Posted: December 21st, 2021 | No Comments »

Looking through the BBC Written Archives Centre at Caversham recently I noted the various speakers on the rather short-lived Chinese service of the BBC Far Eastern Service during the war (the one involving Orwell, Empson, Priestley, Mulk Raj Anand, Tambimuttu etc). It lasted only months really and ended with the fall of Hong Kong in December 1941. It broadcast for a time in both Cantonese and Mandarin and used many (at the time) well-known Chinese in Britain including the journalist Hsiao Ch’ien (Xiao Chen) andthe playwrite Hsiung Shih-I (Xiong Shiyi). Hsiung was hired several times to write and read what the BBC called the ‘Kuo Yue News Commentary’ (by which they mean Guoyu, standard Chinese or putonghua).

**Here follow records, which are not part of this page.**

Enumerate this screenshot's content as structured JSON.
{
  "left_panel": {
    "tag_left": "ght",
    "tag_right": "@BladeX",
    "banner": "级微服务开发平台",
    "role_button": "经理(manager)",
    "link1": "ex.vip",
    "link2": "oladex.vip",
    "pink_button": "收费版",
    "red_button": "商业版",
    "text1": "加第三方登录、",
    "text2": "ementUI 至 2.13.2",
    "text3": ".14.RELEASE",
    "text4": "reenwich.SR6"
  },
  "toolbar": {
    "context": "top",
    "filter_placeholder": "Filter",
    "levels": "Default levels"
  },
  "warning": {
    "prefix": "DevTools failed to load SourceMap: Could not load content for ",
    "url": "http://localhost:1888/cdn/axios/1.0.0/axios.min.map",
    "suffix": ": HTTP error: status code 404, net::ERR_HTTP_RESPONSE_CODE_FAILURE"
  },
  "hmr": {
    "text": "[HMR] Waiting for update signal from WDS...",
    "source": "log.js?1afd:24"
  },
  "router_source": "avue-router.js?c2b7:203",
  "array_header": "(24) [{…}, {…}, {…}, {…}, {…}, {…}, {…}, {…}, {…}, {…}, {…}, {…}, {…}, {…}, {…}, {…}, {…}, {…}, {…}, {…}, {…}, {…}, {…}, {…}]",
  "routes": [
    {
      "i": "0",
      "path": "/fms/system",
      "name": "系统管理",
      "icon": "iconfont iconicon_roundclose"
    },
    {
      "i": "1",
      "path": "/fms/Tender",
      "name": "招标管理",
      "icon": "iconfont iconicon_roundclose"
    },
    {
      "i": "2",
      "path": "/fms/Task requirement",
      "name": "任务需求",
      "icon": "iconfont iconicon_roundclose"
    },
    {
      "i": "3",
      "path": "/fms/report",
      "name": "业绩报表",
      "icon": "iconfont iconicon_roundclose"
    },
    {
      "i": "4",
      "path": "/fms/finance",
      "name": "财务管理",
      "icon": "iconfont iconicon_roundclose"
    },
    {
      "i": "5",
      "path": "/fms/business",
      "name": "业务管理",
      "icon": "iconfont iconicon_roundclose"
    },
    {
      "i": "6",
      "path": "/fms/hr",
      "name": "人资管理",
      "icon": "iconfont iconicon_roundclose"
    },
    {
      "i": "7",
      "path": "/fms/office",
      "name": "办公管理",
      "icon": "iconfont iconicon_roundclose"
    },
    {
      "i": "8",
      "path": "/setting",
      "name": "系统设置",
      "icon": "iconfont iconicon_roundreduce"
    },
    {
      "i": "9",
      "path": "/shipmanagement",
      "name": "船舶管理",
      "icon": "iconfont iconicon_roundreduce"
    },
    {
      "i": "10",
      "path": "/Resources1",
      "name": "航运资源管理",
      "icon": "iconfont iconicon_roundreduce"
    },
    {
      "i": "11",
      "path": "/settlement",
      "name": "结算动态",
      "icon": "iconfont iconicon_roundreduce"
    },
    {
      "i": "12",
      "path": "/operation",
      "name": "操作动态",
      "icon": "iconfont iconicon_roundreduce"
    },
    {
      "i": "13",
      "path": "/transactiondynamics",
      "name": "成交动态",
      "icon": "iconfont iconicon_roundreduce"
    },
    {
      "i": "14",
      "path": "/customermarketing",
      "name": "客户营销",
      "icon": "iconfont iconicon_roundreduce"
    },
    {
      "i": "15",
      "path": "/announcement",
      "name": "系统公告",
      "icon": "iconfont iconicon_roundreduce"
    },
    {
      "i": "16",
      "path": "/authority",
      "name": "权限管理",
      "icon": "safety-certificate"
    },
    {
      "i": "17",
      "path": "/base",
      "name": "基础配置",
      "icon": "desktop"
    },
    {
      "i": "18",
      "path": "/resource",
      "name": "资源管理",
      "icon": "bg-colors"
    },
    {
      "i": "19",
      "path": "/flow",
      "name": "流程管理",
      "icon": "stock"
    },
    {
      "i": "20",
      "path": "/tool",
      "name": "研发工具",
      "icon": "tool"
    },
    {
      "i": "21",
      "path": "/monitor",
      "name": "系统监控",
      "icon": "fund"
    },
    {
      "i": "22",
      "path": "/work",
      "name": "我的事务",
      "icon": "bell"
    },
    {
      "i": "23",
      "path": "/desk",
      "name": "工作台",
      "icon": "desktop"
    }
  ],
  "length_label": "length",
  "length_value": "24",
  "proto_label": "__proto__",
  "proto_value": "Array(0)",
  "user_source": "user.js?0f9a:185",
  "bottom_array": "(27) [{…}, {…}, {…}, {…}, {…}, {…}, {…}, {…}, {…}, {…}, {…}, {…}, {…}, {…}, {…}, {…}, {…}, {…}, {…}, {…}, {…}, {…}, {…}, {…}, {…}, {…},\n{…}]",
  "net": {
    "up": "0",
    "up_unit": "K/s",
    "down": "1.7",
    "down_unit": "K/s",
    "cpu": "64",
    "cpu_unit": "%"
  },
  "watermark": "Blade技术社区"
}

The BBC correspondence, archived at Caversham, informs SI Hsiung that he should deliver the talk, both in Chinese and English to Broadcasting House in London marked “Urgent” for Rev. Dr. Williamson, the newly appoiinted “Switch Censor” – the person with the power to halt the broadcast (hitting the several second delay) if the speaker deviates from the agreed text. Interesting in this sense as 1) all talks during the went rhrough the censors for obvious reasons and, by and large, the changes are recorded, discussed and invariably minor; 2) in this case a fluent English and Chinese speaker would be required 3) i believe the programmes were sent to Hong Kong and Singapore for re-boradcast.

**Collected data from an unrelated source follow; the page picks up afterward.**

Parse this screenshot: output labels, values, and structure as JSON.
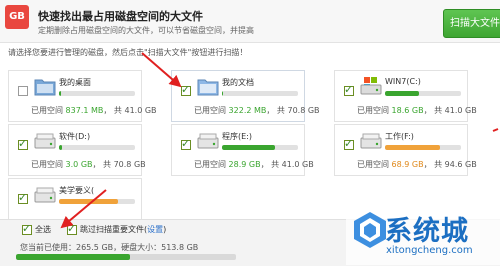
{
  "header": {
    "logo_text": "GB",
    "title": "快速找出最占用磁盘空间的大文件",
    "subtitle": "定期删除占用磁盘空间的大文件，可以节省磁盘空间，并提高",
    "scan_button": "扫描大文件"
  },
  "instruction": "请选择您要进行管理的磁盘，然后点击\"扫描大文件\"按钮进行扫描！",
  "disks": [
    {
      "name": "我的桌面",
      "used": "837.1 MB",
      "total": "共 41.0 GB",
      "fill": 0.02,
      "checked": false,
      "icon": "desktop-folder-icon",
      "color": "#3aa52f"
    },
    {
      "name": "我的文档",
      "used": "322.2 MB",
      "total": "共 70.8 GB",
      "fill": 0.01,
      "checked": true,
      "icon": "documents-folder-icon",
      "color": "#3aa52f"
    },
    {
      "name": "WIN7(C:)",
      "used": "18.6 GB",
      "total": "共 41.0 GB",
      "fill": 0.45,
      "checked": true,
      "icon": "windows-drive-icon",
      "color": "#3aa52f"
    },
    {
      "name": "软件(D:)",
      "used": "3.0 GB",
      "total": "共 70.8 GB",
      "fill": 0.04,
      "checked": true,
      "icon": "hard-drive-icon",
      "color": "#3aa52f"
    },
    {
      "name": "程序(E:)",
      "used": "28.9 GB",
      "total": "共 41.0 GB",
      "fill": 0.7,
      "checked": true,
      "icon": "hard-drive-icon",
      "color": "#3aa52f"
    },
    {
      "name": "工作(F:)",
      "used": "68.9 GB",
      "total": "共 94.6 GB",
      "fill": 0.73,
      "checked": true,
      "icon": "hard-drive-icon",
      "color": "#f0a23a"
    },
    {
      "name": "美学要义(",
      "used": "",
      "total": "",
      "fill": 0.78,
      "checked": true,
      "icon": "hard-drive-icon",
      "color": "#f0a23a"
    }
  ],
  "labels": {
    "used_prefix": "已用空间",
    "comma": "，"
  },
  "footer": {
    "select_all": "全选",
    "skip_important": "跳过扫描重要文件(",
    "settings_link": "设置",
    "close_paren": ")",
    "summary": "您当前已使用：265.5 GB，硬盘大小：513.8 GB",
    "total_fill": 0.52
  },
  "watermark": {
    "text": "系统城",
    "url": "xitongcheng.com"
  },
  "colors": {
    "accent_green": "#3aa52f",
    "warn_orange": "#f0a23a",
    "arrow_red": "#e02020",
    "brand_blue": "#1c6fc2"
  }
}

And so to the Rev. Dr. Williamson, the appointed man for the job at the BBC Chinese Service. Henry Raymond Williamson (1883-1966) of the Baptist Mission was an at the time quite well-known missionary in China, an accomplished Chinese scholar and foreign secretary of the Baptist Missionary Society (BMS). Originally from Rochdale, Lancashire, Williamson had apparently, ‘sensed a call to China’ as a young man and was stationed in Shansi (Shanxi) from 1908 to 1926 doing educational and famine relief work as well as presumably attempting to save a few souls. He was actually nominated as a professor of Chinese studies at the University of London but preferred to remain in China and, from 1926 to 1938, was director of the Whitewright Institute and Museum in Tsinan (Jinan), Shantung (Shandong). He was appointed China field secretary of the BMS in 1932 and in 1938 was recalled to London as foreign secretary. He wrote a couple of books, a History of the British Baptists in China and another entitled China Among the Nations (1943) as well as a Teach Yourself Chinese guide (1947).

Williamson’s official bio doesn’t mention his time as a “switch censor” at the BBC Far Eastern Service and it’s not clear if he ever knew or met Hsiung or if he ever hit the switch!